Overall, we believe that this work further underpins the great potential of the DA cycloaddition reaction as a clean, powerful, and simple methodology to functionalize carbon electrodes. This reaction is advantageous as it does not generate any by-product, does not require any catalyst or additive, and can be performed under mild conditions, that is, 50 °C in toluene for few hours. Finally yet importantly, such versatile methodology could be easily extended to various functionalities and substrates to prepare electrochemical sensors or electrocatalytic surfaces.

Experimental Section

Reagents

Propargyl bromide and ethynyl ferrocene were purchased from Aldrich. Most salts were ACS reagent grade, were purchased from Sigma-Aldrich, and used without further purification.

Surface Modification

Before modification, the glassy carbon electrodes were cleaned and mechanically polished with successively finer grades of alumina powder down to 0.05 μm. Surfaces were then sonicated in a water and acetone mixture to remove the polishing debris. Millimetric glassy carbon electrodes (3.0 mm diameter) or ultra-microelectrodes (10 μm diameter) were immersed in 1 × 10–2 mol L–1 propargyl bromide or ethynyl ferrocene in a toluene solution at 50 °C for 0.5, 2, or 24 h. The as-modified electrodes were rinsed with toluene, dried, and rinsed with pure water before being immediately transferred into the electrochemical cell for cyclic voltammetry experiments.

Characterization

The samples were characterized by X-ray photoelectron spectroscopy (XPS; ESCALAB 250 Thermo Electron) with a monochromatic excitation source (Al Kα ray; 1486.6 eV), Raman spectroscopy (Horiba Jobin Yvon – LabRAM ARAMIS, 473 nm excitation), contact angle with water (Digidrop GBX, fast model/60), and Fourier transform infrared spectroscopy (Horiba Jobin Yvon – LabRAM ARAMIS, spectral ranges, 650 and 4000 cm–1). XPS, contact angle, and Raman spectroscopy data can be found in the Supporting Information.

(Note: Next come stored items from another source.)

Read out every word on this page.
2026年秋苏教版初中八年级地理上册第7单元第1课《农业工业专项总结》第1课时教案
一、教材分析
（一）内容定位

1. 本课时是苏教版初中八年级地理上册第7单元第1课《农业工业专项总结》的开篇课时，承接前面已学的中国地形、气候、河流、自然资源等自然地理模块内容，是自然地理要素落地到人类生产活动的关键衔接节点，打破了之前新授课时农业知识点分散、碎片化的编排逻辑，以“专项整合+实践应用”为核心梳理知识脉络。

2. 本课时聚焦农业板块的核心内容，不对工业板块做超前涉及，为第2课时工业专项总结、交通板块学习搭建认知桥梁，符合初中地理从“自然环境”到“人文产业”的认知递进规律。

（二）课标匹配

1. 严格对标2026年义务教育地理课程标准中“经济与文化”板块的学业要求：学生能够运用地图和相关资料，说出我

Electrochemical Measurement

All the experiments were performed at room temperature. Electrochemical experiments were performed in aqueous solutions using water from a Milli-Q purification system of a resistivity of 18 MΩ cm. Water was degassed for 20 min by bubbling argon prior to experiments. The electrochemical experiments were carried out with a three-electrode glass cell. The working electrode was either a millimetric glassy carbon electrode (3.0 mm diameter) or an ultra-microelectrode (10 μm diameter). A Pt wire was used as the counter electrode, while a Ag/AgCl electrode was employed as the reference. Cyclic voltammetry was performed with electrodes before and after grafting by the Diels–Alder reaction. Ferri/ferrocyanide Fe(CN)63–/Fe(CN)64– at equal concentration of both forms, namely, 2.10–3 mol L–1 for each species, was used in aqueous media (in 0.5 M KCl) as a redox probe to evidence the surface modification. Ohmic drop compensation was applied before each measurement.